John used Wizard as the variety sown in autumn but it’s also possible to sow the crop in spring. This season he’s sown both a spring variety Ben and the autumn variety Wizard in autumn to test the yield differences.

The wilted and chopped bean crop was delivered to the bunker at the same time the whole crop cereal crop was delivered so both were mixed in as the stack was made.

Sunflowers

The sunflower crop was sown on October 20 using a precision drill after the paddock had been sprayed out, cultivated and a good seed bed prepared before drilling.

John used a sowing rate to achieve a high plant population of 90,000 plants per ha.

When sunflowers are grown for seed the sowing rates are much lower as the plants are in the ground longer and high plant populations are at risk of lodging.

Soil temperatures need to be 12C and climbing so mid-October is probably the earliest John would sow it.

“But depending on where it fits in a rotation you could sow it any time from the up until December,” he says.

He used an open-pollinated variety sown to produce bird seed but is aiming to source a hybrid variety this season.

A pre-emergence broadleaf herbicide was used and the only other weed control used was inter-row cultivation when the crop was 300mm high.

They held off irrigating to force the plant to send its tap root down into the soil profile but then played catch-up to get soil moisture levels up through December.

In total the crop received 125mm of irrigation.

John says the sunflowers appear to be better scavengers of nutrients than maize and no additional nitrogen was required based on leaf test analysis.

The crop was only in the ground for two months and was cut in late December when the sunflowers were flowering and before seeds had developed.

De Ruiter says that again there’s a trade off when making silage as leaving the crop longer through to seed development means the stems become woody and thick making it difficult to ensile well.

Table: Silage and crop data

Faba beans Sunflowers
Yield (t DM/ha) 12.6 5.3
Time in ground (months) 7 2
ME (MJME/kgDM) 10.5 10.4
Soluble protein (%) 18.2 13.3
Fibre NDF (%) 38.4 30.5
Cost standing (c/kg DM) 23-24 23-24

John says the sunflower crop grown for silage on its own isn’t a great returning crop on a per-hectare basis because of the lower yields but as a filler in a rotation it could have a place.

While he’s not sure about ensiling it on its own, de Ruiter says both crops can be.

He’s carried out trials ensiling them separately in tubes.

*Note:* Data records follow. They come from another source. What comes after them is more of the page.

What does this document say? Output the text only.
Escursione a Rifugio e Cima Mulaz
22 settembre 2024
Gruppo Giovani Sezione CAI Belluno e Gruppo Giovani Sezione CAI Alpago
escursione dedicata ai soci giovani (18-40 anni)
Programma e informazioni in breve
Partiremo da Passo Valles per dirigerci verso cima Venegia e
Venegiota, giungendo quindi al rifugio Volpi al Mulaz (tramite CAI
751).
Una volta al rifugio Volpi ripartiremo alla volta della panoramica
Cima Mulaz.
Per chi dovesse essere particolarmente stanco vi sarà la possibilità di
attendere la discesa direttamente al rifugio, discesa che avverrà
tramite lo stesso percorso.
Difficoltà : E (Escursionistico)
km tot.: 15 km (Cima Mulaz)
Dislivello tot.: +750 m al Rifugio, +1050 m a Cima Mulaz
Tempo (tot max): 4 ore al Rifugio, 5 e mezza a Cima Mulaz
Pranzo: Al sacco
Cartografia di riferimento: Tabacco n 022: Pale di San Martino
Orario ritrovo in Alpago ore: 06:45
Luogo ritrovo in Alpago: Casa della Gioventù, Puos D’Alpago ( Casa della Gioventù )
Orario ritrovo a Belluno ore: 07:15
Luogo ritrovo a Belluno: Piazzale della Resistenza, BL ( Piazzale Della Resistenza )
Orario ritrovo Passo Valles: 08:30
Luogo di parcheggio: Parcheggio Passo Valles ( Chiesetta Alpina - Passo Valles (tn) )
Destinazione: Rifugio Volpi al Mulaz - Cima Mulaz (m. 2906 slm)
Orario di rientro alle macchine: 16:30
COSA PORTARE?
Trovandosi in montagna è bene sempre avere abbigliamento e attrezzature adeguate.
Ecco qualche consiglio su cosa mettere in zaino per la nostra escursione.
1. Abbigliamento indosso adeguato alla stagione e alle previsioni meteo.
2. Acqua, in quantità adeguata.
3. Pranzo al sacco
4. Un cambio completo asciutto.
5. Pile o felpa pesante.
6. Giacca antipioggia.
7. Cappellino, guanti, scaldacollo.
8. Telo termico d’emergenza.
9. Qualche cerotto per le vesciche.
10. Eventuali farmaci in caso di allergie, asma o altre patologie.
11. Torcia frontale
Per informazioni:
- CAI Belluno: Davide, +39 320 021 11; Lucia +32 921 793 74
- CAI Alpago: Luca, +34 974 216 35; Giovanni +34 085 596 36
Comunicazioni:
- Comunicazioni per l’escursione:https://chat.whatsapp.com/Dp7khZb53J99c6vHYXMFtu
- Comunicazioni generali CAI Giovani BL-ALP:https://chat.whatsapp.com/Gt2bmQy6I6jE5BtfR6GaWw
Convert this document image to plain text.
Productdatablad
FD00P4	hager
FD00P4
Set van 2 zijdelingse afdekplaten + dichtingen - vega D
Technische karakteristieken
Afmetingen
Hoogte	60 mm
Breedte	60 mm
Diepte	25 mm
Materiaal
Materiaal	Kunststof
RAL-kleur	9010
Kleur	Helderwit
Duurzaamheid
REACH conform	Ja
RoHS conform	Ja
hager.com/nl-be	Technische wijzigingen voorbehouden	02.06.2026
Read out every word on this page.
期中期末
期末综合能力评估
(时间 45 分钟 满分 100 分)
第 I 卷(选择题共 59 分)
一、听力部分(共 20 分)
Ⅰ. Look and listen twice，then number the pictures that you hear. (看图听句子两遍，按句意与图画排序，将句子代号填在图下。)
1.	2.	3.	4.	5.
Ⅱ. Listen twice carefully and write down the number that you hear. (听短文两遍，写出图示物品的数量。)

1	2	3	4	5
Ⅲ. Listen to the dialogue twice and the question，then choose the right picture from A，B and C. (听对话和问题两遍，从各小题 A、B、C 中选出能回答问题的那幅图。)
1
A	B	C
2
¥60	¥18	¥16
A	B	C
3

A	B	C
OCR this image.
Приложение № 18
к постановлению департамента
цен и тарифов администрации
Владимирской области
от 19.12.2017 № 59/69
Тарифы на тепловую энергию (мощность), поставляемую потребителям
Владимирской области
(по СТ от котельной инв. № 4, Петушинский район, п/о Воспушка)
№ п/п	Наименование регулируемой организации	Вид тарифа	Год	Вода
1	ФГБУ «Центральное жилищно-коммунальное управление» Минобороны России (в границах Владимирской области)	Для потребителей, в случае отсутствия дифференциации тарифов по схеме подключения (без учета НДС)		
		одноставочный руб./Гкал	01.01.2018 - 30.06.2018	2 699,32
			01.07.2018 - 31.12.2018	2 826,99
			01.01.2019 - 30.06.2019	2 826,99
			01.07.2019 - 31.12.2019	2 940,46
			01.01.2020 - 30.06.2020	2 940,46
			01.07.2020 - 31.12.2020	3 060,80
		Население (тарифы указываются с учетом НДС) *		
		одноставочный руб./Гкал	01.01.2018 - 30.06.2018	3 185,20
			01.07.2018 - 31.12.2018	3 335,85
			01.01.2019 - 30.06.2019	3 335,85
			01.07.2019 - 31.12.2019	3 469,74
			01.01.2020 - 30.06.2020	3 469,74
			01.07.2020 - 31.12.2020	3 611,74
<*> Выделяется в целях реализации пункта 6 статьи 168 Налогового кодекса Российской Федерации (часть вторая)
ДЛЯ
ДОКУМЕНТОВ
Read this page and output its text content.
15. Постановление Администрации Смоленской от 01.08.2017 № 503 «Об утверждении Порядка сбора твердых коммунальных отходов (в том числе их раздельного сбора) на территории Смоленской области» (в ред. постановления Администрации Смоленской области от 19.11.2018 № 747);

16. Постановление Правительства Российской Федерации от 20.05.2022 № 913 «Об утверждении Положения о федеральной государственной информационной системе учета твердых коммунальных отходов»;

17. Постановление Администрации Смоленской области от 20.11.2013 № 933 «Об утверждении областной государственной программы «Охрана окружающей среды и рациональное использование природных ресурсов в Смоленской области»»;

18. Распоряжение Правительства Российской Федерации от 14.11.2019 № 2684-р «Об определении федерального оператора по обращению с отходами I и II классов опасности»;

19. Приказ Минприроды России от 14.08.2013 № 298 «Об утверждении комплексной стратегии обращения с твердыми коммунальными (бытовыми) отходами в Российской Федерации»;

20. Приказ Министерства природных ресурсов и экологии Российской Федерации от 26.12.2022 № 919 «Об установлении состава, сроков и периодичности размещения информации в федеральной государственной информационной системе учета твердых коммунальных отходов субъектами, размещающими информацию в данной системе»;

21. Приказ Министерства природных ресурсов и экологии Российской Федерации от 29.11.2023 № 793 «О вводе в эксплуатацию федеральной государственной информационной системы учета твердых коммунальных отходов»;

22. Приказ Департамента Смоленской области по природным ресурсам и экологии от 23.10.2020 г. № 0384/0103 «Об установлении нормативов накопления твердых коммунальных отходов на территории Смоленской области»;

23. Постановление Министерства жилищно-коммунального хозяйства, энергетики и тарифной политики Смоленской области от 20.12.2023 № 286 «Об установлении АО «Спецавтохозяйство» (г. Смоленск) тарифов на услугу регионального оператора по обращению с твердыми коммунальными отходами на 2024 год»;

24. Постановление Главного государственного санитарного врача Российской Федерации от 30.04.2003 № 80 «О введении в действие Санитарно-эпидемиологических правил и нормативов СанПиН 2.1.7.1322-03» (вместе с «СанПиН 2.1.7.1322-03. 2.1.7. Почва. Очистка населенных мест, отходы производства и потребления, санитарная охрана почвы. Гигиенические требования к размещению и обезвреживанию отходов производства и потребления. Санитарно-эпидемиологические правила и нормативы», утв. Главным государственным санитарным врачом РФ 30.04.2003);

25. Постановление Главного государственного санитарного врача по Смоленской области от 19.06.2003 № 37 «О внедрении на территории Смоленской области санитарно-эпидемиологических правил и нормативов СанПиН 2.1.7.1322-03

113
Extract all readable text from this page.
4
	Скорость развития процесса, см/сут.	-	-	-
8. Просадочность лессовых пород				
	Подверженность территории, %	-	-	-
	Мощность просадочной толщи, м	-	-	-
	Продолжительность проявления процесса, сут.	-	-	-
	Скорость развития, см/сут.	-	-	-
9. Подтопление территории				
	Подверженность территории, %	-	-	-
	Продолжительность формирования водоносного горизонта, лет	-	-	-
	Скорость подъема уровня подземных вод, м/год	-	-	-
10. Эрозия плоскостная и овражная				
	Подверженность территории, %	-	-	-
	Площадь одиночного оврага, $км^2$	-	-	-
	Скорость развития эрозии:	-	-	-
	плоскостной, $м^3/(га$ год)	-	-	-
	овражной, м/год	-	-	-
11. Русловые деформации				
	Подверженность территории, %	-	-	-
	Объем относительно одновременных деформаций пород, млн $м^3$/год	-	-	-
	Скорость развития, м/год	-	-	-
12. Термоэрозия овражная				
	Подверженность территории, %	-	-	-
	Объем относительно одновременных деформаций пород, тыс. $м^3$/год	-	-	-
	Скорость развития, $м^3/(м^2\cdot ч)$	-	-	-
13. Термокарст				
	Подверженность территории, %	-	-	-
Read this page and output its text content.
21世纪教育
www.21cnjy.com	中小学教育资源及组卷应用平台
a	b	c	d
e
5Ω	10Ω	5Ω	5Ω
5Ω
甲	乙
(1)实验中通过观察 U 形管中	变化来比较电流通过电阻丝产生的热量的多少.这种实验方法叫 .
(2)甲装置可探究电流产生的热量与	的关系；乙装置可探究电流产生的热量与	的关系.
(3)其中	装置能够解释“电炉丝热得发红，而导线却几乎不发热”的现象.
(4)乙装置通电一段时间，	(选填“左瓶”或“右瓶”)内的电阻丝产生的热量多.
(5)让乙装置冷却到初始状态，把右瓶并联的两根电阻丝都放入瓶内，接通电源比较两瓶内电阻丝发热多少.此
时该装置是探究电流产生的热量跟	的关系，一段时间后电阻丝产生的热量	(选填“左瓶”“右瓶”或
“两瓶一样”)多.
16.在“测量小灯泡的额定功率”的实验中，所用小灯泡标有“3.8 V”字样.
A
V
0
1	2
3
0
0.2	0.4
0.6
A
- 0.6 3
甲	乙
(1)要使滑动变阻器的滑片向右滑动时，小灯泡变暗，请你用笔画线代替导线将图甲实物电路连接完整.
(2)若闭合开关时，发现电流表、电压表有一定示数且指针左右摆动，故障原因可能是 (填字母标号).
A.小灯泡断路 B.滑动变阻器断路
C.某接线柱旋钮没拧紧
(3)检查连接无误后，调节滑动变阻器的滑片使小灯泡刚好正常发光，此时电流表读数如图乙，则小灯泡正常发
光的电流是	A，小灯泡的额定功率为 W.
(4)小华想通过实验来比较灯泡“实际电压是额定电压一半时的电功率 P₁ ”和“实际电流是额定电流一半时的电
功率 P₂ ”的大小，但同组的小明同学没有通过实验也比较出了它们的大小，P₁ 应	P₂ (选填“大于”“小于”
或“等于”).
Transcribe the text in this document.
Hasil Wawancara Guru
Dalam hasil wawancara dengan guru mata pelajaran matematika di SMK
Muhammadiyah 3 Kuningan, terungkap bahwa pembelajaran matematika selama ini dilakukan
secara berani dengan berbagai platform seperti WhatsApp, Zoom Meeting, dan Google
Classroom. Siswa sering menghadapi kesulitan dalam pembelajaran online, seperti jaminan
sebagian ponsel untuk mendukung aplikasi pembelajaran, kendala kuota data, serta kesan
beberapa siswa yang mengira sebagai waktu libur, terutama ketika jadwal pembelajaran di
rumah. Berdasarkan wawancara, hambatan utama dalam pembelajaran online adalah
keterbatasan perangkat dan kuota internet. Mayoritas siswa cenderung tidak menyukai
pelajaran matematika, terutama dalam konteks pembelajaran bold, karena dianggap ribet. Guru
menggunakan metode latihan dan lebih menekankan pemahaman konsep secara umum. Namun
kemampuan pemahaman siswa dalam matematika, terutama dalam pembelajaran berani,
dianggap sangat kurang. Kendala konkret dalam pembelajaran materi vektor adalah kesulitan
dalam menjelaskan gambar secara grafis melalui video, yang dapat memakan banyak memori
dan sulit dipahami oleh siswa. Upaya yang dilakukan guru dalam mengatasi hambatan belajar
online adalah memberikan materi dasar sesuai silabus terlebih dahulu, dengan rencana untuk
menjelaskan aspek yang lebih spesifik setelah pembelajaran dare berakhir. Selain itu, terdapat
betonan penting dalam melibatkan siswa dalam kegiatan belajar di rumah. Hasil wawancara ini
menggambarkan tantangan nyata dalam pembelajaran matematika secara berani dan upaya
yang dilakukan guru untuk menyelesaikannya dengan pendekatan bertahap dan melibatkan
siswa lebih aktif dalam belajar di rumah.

The faba bean silage is dark and doesn’t look appealing but providing it’s wilted properly it is of good quality.

His quality tests give similar results to John’s but there can be variations as with any silage.

He also points out that while there could be benefits to the cows of added protein over winter when fed with the fodder beet, the higher protein in the silages may have a detrimental effect on nutrient nitrogen loadings limiting the nitrogen budget benefits of the fodder beet.